Kaimal a ajouté qu'en plus des implications pratiques pour améliorer les pratiques thérapeutiques et soutenir la récupération après un traumatisme, l'étude met en évidence nos sensibilités collectives en tant que société à l'impact du visionnage d'images pénibles.

Les expériences de vie traumatisantes ont-elles un impact sur la perception d’images pénibles ?

L’équipe de recherche a découvert que les réponses au contenu de l’image masquée (traumatique ou neutre) étaient associées aux antécédents personnels d’adversité et de traumatisme des téléspectateurs. Plus précisément, les images représentant une blessure/un traumatisme ont provoqué des réactions émotionnelles positives/négatives (valence) et des échelles d’éveil plus fortes que les images neutres.

„Nous avons constaté que les images au contenu émotionnel intense, notamment la détresse et la douleur, étaient plus susceptibles d'évoquer une émotion accrue et un sentiment de pertinence personnelle pour les personnes qui ont vécu des adversités et des traumatismes dans leur vie”, a déclaré Arslanbek-Evci.

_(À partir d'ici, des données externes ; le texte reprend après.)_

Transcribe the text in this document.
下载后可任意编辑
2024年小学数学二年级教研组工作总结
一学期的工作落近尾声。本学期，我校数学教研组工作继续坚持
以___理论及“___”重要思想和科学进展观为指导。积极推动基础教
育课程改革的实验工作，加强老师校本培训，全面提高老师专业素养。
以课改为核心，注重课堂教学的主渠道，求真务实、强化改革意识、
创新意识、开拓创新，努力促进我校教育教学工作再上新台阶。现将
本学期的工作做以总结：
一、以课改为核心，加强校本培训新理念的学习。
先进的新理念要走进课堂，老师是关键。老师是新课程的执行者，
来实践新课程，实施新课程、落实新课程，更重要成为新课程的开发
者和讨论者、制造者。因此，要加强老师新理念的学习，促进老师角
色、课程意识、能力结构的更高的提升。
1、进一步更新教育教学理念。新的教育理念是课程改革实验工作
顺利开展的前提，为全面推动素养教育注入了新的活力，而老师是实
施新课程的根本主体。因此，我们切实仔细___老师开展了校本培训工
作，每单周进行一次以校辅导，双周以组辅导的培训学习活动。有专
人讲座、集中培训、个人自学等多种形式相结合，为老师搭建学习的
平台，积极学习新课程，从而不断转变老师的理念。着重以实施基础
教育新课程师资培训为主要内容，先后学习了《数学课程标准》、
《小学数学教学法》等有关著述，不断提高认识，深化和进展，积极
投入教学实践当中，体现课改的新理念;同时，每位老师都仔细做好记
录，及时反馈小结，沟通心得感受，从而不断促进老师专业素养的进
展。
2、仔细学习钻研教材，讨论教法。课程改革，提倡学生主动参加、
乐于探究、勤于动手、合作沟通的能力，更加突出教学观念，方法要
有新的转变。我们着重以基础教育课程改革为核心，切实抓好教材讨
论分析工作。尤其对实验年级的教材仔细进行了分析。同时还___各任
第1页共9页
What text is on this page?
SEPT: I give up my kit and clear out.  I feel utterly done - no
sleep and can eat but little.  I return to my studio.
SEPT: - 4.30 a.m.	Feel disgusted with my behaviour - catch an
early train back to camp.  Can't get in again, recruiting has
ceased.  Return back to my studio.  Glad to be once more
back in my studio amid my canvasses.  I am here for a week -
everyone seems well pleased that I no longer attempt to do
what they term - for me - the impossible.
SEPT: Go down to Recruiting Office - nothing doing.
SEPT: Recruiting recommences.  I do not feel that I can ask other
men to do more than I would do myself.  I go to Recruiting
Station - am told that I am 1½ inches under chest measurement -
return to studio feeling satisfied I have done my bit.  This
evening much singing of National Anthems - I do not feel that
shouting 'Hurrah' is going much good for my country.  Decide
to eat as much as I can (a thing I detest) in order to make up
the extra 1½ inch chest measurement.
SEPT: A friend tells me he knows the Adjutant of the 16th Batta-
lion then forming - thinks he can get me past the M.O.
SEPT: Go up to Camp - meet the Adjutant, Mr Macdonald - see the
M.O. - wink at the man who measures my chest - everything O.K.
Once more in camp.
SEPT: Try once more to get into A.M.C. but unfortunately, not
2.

„Cela n'indique pas nécessairement les conséquences négatives du visionnage de contenus pénibles. Au lieu de cela, cela peut suggérer que les gens se connectent aux images de différentes manières. Pour les personnes qui ont subi un traumatisme, elles peuvent trouver à la fois une activation émotionnelle et une résonance (un sentiment de connexion personnelle) avec des images graphiques illustrant la détresse.

Les participants à l'étude ont répondu à une enquête anonyme en ligne en répondant à une série d'images de masques et ont complété la liste de contrôle des événements de la vie, qui leur demandait s'ils avaient été témoins, vécus ou entendus parler d'une série d'événements traumatisants. Les images des masques comprenaient des œuvres d'art créées par des militaires souffrant d'un traumatisme crânien (TCC) et d'un trouble de stress post-traumatique (SSPT), illustrant des blessures physiques, psychologiques et morales. Ces images ont été comparées à des masques neutres créés par l’équipe de recherche. Près de 700 participants ont évalué 98 masques en fonction de leur excitation, de leur réponse émotionnelle et de leur pertinence personnelle perçue.

„Les images de masques ont été utilisées car elles imitent le visage humain et présentent un parcours cérébral distinct en termes de reconnaissance, de réponses à la douleur, d'empathie et de réponses interpersonnelles similaires”, a déclaré Kaimal. „Dans la profession d'art-thérapie, la fabrication de masques a été reconnue comme un moyen sûr et efficace qui permet aux individus d'établir une distance psychologique dans le but de s'exprimer et a été utilisée pour décrire la transformation et la croissance.”

Kaimal et Arslanbek-Evci ont expliqué que cette étude montre à quel point l'imagerie peut avoir un impact dans tous les aspects de la vie, y compris dans les communications de masse, la santé publique et les soins de santé mentale. Les images évocatrices ont le pouvoir à la fois de promouvoir un sentiment de connexion personnelle et d’activer les émotions associées aux expériences passées. Ils espèrent que des recherches plus approfondies pourront examiner comment celles-ci diffèrent en fonction de l'âge, du sexe, du type d'antécédents de traumatisme ainsi que de différents types d'images telles que les humains, la nature ou l'environnement, entre autres.